Say what you want about Donald Trump, at least he doesn’t look down on middle America like the liberal elites who despise him. Coastal cosmopolitans who’ve spent their entire lives sequestered in big-city bubbles of privilege may think it uncouth to describe blue-collar workers as “the poorly educated.” But the president knows that the forgotten men and women of the American hinterland like it when politicians define them by their supposed ignorance.
The latte-guzzling adjunct professors of Marxism studies who occupy our nation’s ivory towers (and who are “elites” in exactly the same sense that Davos attendees are) might think it “problematic” to say, as Trump has, “If I had been the son of a coal miner, I would have left the damn mines … most people don’t have the imagination.” But Trump knows that the salt-of-the-earth folks in coal country want to be told that no one with brains or vision would ever choose their line of work.
And the silver-spoon sucking, paper-straw sipping, trust-fund kids who account for the entire population of New York City may think it rude to publicly shame an overweight individual for failing to conform to oppressive beauty standards — but our populist president knows real Americans love it when fat plutocrats lecture them about the importance of exercise.
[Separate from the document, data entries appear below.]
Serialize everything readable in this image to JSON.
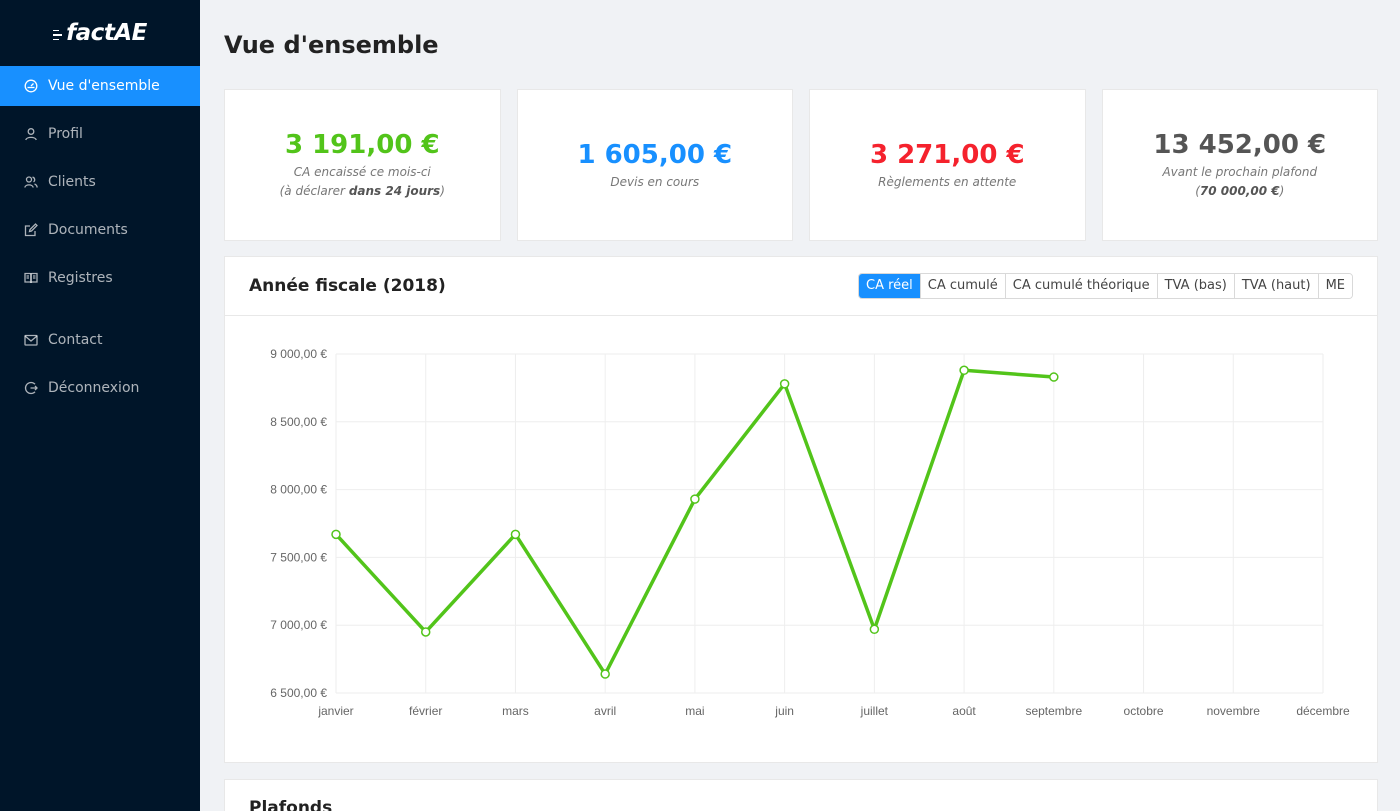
{
  "app": {
    "logo": "factAE"
  },
  "sidebar": {
    "items": [
      {
        "label": "Vue d'ensemble",
        "icon": "dashboard-icon",
        "active": true
      },
      {
        "label": "Profil",
        "icon": "user-icon"
      },
      {
        "label": "Clients",
        "icon": "team-icon"
      },
      {
        "label": "Documents",
        "icon": "edit-icon"
      },
      {
        "label": "Registres",
        "icon": "book-icon"
      },
      {
        "label": "Contact",
        "icon": "mail-icon"
      },
      {
        "label": "Déconnexion",
        "icon": "logout-icon"
      }
    ]
  },
  "page": {
    "title": "Vue d'ensemble"
  },
  "stats": [
    {
      "value": "3 191,00 €",
      "line1": "CA encaissé ce mois-ci",
      "line2_pre": "(à déclarer ",
      "line2_bold": "dans 24 jours",
      "line2_post": ")",
      "color": "#52c41a"
    },
    {
      "value": "1 605,00 €",
      "line1": "Devis en cours",
      "color": "#1890ff"
    },
    {
      "value": "3 271,00 €",
      "line1": "Règlements en attente",
      "color": "#f5222d"
    },
    {
      "value": "13 452,00 €",
      "line1": "Avant le prochain plafond",
      "line2_pre": "(",
      "line2_bold": "70 000,00 €",
      "line2_post": ")",
      "color": "#555555"
    }
  ],
  "chart_card": {
    "title": "Année fiscale (2018)",
    "tabs": [
      {
        "label": "CA réel",
        "active": true
      },
      {
        "label": "CA cumulé"
      },
      {
        "label": "CA cumulé théorique"
      },
      {
        "label": "TVA (bas)"
      },
      {
        "label": "TVA (haut)"
      },
      {
        "label": "ME"
      }
    ]
  },
  "chart_data": {
    "type": "line",
    "categories": [
      "janvier",
      "février",
      "mars",
      "avril",
      "mai",
      "juin",
      "juillet",
      "août",
      "septembre",
      "octobre",
      "novembre",
      "décembre"
    ],
    "series": [
      {
        "values": [
          7670,
          6950,
          7670,
          6640,
          7930,
          8780,
          6970,
          8880,
          8830,
          null,
          null,
          null
        ],
        "color": "#52c41a"
      }
    ],
    "ylim": [
      6500,
      9000
    ],
    "yticks": [
      9000,
      8500,
      8000,
      7500,
      7000,
      6500
    ],
    "ytick_labels": [
      "9 000,00 €",
      "8 500,00 €",
      "8 000,00 €",
      "7 500,00 €",
      "7 000,00 €",
      "6 500,00 €"
    ],
    "grid": true
  },
  "plafonds": {
    "title": "Plafonds"
  }
}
As the Associated Press reports:
[President Trump’s rally in New Hampshire Tuesday] was interrupted about a half an hour in by a handful of protesters near the rafters of the arena. As the protesters were being led out, a Trump supporter wearing a “Trump 2020” shirt near them began enthusiastically shaking his fist in a sign of support for the president.
But Trump mistook him for one of the protesters and said to the crowd: “That guy’s got a serious weight problem. Go home. Start exercising. Get him out of here, please.”
After a pause, he added, “Got a bigger problem than I do.”
On Friday morning, Fox & Friends tracked down that large Trump supporter, Frank Dawson, who confirmed that he had taken no offense at the president’s charming and down-to-earth remarks.
“He didn’t see me rip the signs away from those three people that were sitting near us, and they were trying to cause a ruckus,” Dawson told the network. “But I think he thought I was part of it, but I wasn’t, I was the good part of it … Everything’s good, I love the guy, he’s the best thing that ever happened to this country.”
It’s clear then that Dawson, and his fellow denizens of real America, revere the president primarily for the authenticity of his (entirely race-neutral) populism, and the sincere respect that Donald Trump has always displayed for ordinary people.